If I have a chance to talk to Mr. Trump I would ask about his wealth and how he become such a successful businessman.
For me the main component of small-talk is sincerity. Because when you do that just to make someone like you, it looks feignedly, so better just say hi, then begin a useless conversation.
2. What would you talk about with Donald Trump for 2 minutes and using Small Talk skills?
Maybe I will ask him for plans on a weekend, because this question makes him to share some intimate things, instead of standard well rehearsed answer.
Hmm.. in a nutshell - I'm still in development phase ;)
I consider myself pretty good in this area, I can make people intrested in our conversation, I've been practising that since I remeber. For more or less 3 yers consciously for sure.

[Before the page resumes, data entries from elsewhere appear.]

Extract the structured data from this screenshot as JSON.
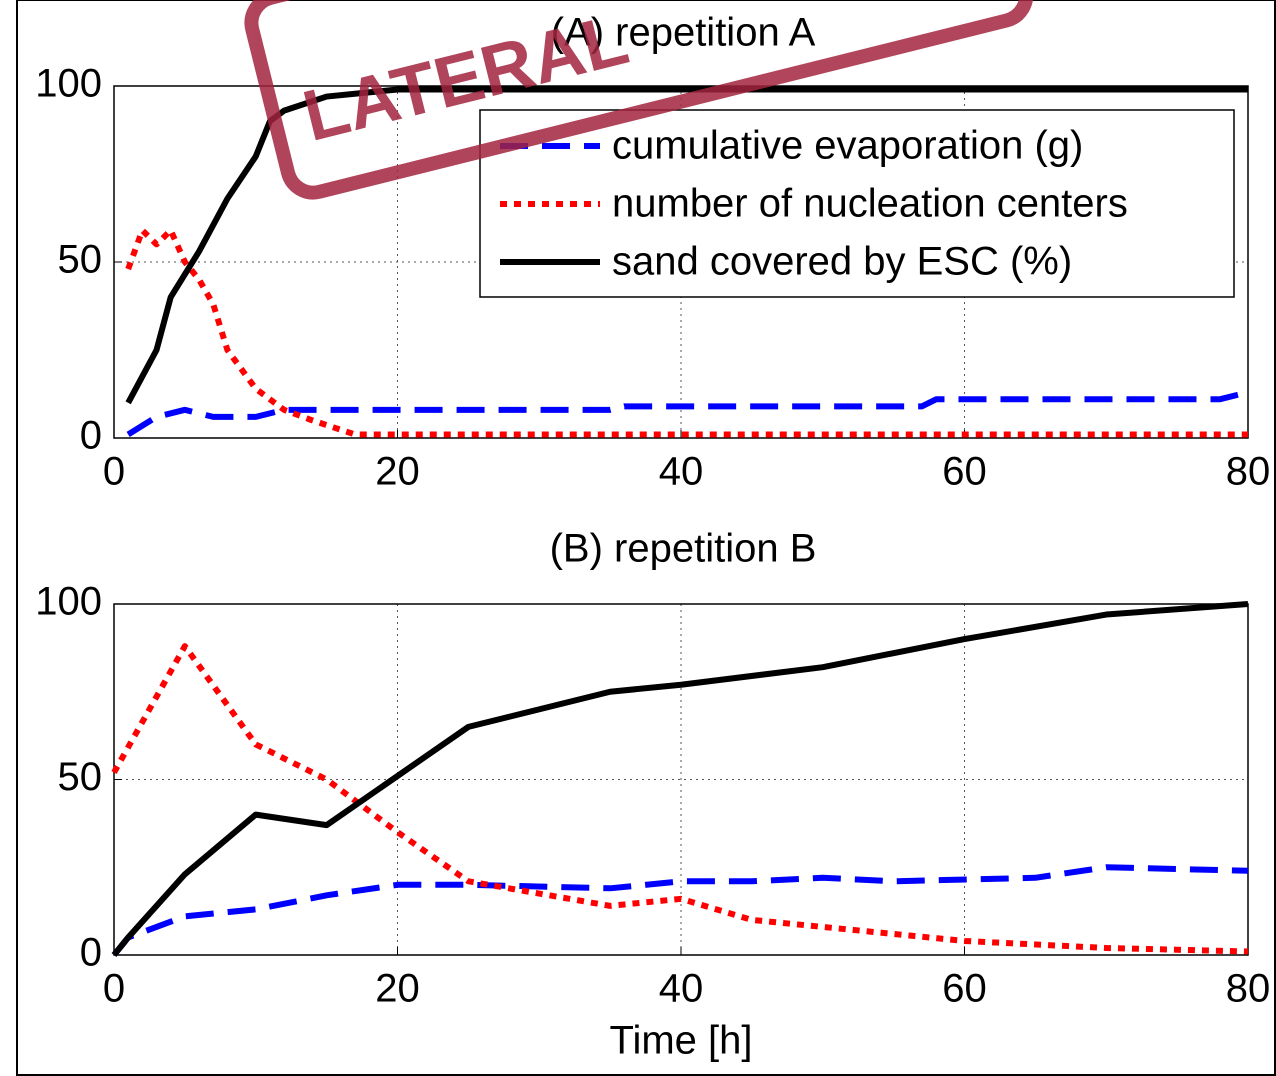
{
  "stamp": "LATERAL",
  "chart_data": [
    {
      "type": "line",
      "title": "(A) repetition A",
      "xlim": [
        0,
        80
      ],
      "ylim": [
        0,
        100
      ],
      "xticks": [
        0,
        20,
        40,
        60,
        80
      ],
      "yticks": [
        0,
        50,
        100
      ],
      "grid": true,
      "legend": "upper right",
      "series": [
        {
          "name": "cumulative evaporation (g)",
          "color": "#0000ff",
          "dash": "dashed",
          "x": [
            1,
            3,
            5,
            7,
            10,
            12,
            20,
            35,
            36,
            40,
            57,
            58,
            70,
            78,
            80
          ],
          "values": [
            1,
            6,
            8,
            6,
            6,
            8,
            8,
            8,
            9,
            9,
            9,
            11,
            11,
            11,
            13
          ]
        },
        {
          "name": "number of nucleation centers",
          "color": "#ff0000",
          "dash": "dotted",
          "x": [
            1,
            2,
            3,
            4,
            5,
            6,
            7,
            8,
            10,
            12,
            14,
            17,
            20,
            40,
            60,
            80
          ],
          "values": [
            48,
            59,
            55,
            59,
            50,
            45,
            38,
            25,
            14,
            8,
            5,
            1,
            1,
            1,
            1,
            1
          ]
        },
        {
          "name": "sand covered by ESC (%)",
          "color": "#000000",
          "dash": "solid",
          "x": [
            1,
            3,
            4,
            6,
            8,
            10,
            11,
            12,
            15,
            20,
            30,
            40,
            50,
            60,
            70,
            80
          ],
          "values": [
            10,
            25,
            40,
            53,
            68,
            80,
            90,
            93,
            97,
            99,
            99,
            99,
            99,
            99,
            99,
            99
          ]
        }
      ]
    },
    {
      "type": "line",
      "title": "(B) repetition B",
      "xlabel": "Time [h]",
      "xlim": [
        0,
        80
      ],
      "ylim": [
        0,
        100
      ],
      "xticks": [
        0,
        20,
        40,
        60,
        80
      ],
      "yticks": [
        0,
        50,
        100
      ],
      "grid": true,
      "series": [
        {
          "color": "#0000ff",
          "dash": "dashed",
          "x": [
            0,
            1,
            5,
            10,
            15,
            20,
            25,
            35,
            40,
            45,
            50,
            55,
            65,
            70,
            80
          ],
          "values": [
            0,
            5,
            11,
            13,
            17,
            20,
            20,
            19,
            21,
            21,
            22,
            21,
            22,
            25,
            24
          ]
        },
        {
          "color": "#ff0000",
          "dash": "dotted",
          "x": [
            0,
            5,
            10,
            15,
            20,
            25,
            35,
            40,
            45,
            50,
            60,
            70,
            80
          ],
          "values": [
            52,
            88,
            60,
            50,
            35,
            21,
            14,
            16,
            10,
            8,
            4,
            2,
            1
          ]
        },
        {
          "color": "#000000",
          "dash": "solid",
          "x": [
            0,
            1,
            5,
            10,
            15,
            20,
            25,
            35,
            40,
            50,
            60,
            70,
            80
          ],
          "values": [
            0,
            5,
            23,
            40,
            37,
            51,
            65,
            75,
            77,
            82,
            90,
            97,
            100
          ]
        }
      ]
    }
  ]
}
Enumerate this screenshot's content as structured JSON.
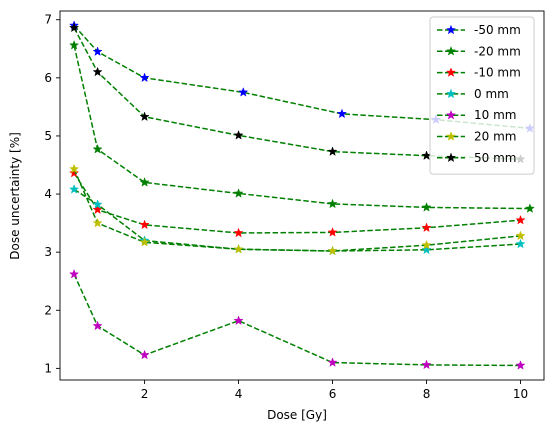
{
  "chart_data": {
    "type": "line",
    "xlabel": "Dose [Gy]",
    "ylabel": "Dose uncertainty [%]",
    "xlim": [
      0.2,
      10.5
    ],
    "ylim": [
      0.8,
      7.15
    ],
    "xticks": [
      2,
      4,
      6,
      8,
      10
    ],
    "yticks": [
      1,
      2,
      3,
      4,
      5,
      6,
      7
    ],
    "grid": false,
    "legend_position": "top-right",
    "line_color": "#008000",
    "line_style": "dashed",
    "marker": "star",
    "series": [
      {
        "name": "-50 mm",
        "color": "#0000ff",
        "points": [
          [
            0.5,
            6.9
          ],
          [
            1.0,
            6.45
          ],
          [
            2.0,
            6.0
          ],
          [
            4.1,
            5.75
          ],
          [
            6.2,
            5.38
          ],
          [
            8.2,
            5.28
          ],
          [
            10.2,
            5.13
          ]
        ]
      },
      {
        "name": "-20 mm",
        "color": "#008000",
        "points": [
          [
            0.5,
            6.56
          ],
          [
            1.0,
            4.77
          ],
          [
            2.0,
            4.2
          ],
          [
            4.0,
            4.01
          ],
          [
            6.0,
            3.83
          ],
          [
            8.0,
            3.77
          ],
          [
            10.2,
            3.75
          ]
        ]
      },
      {
        "name": "-10 mm",
        "color": "#ff0000",
        "points": [
          [
            0.5,
            4.36
          ],
          [
            1.0,
            3.73
          ],
          [
            2.0,
            3.47
          ],
          [
            4.0,
            3.33
          ],
          [
            6.0,
            3.34
          ],
          [
            8.0,
            3.42
          ],
          [
            10.0,
            3.55
          ]
        ]
      },
      {
        "name": "0 mm",
        "color": "#00bfbf",
        "points": [
          [
            0.5,
            4.08
          ],
          [
            1.0,
            3.82
          ],
          [
            2.0,
            3.2
          ],
          [
            4.0,
            3.05
          ],
          [
            6.0,
            3.02
          ],
          [
            8.0,
            3.04
          ],
          [
            10.0,
            3.14
          ]
        ]
      },
      {
        "name": "10 mm",
        "color": "#bf00bf",
        "points": [
          [
            0.5,
            2.62
          ],
          [
            1.0,
            1.73
          ],
          [
            2.0,
            1.23
          ],
          [
            4.0,
            1.82
          ],
          [
            6.0,
            1.1
          ],
          [
            8.0,
            1.06
          ],
          [
            10.0,
            1.05
          ]
        ]
      },
      {
        "name": "20 mm",
        "color": "#bfbf00",
        "points": [
          [
            0.5,
            4.43
          ],
          [
            1.0,
            3.5
          ],
          [
            2.0,
            3.17
          ],
          [
            4.0,
            3.05
          ],
          [
            6.0,
            3.02
          ],
          [
            8.0,
            3.12
          ],
          [
            10.0,
            3.28
          ]
        ]
      },
      {
        "name": "50 mm",
        "color": "#000000",
        "points": [
          [
            0.5,
            6.86
          ],
          [
            1.0,
            6.1
          ],
          [
            2.0,
            5.33
          ],
          [
            4.0,
            5.01
          ],
          [
            6.0,
            4.73
          ],
          [
            8.0,
            4.66
          ],
          [
            10.0,
            4.6
          ]
        ]
      }
    ]
  }
}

Approaching and talking to people is amazing, and gives me incredible satisfaction. I believe that well played small talk can lead You to something big, something great - the key is to stay humble and listen to person that You're talking to.
If I had the opportunity to talk to Donald Trump, I would congratulate him on his success. Maybe my opinions and ideas are not the same, maybe his view is totally diffrent than mine, but I would tell him that I admire his determination. I would also ask about his point of view about success, and how to start acting. You can say whatever You want, but he's the president of US, I belive he work hard to get his position.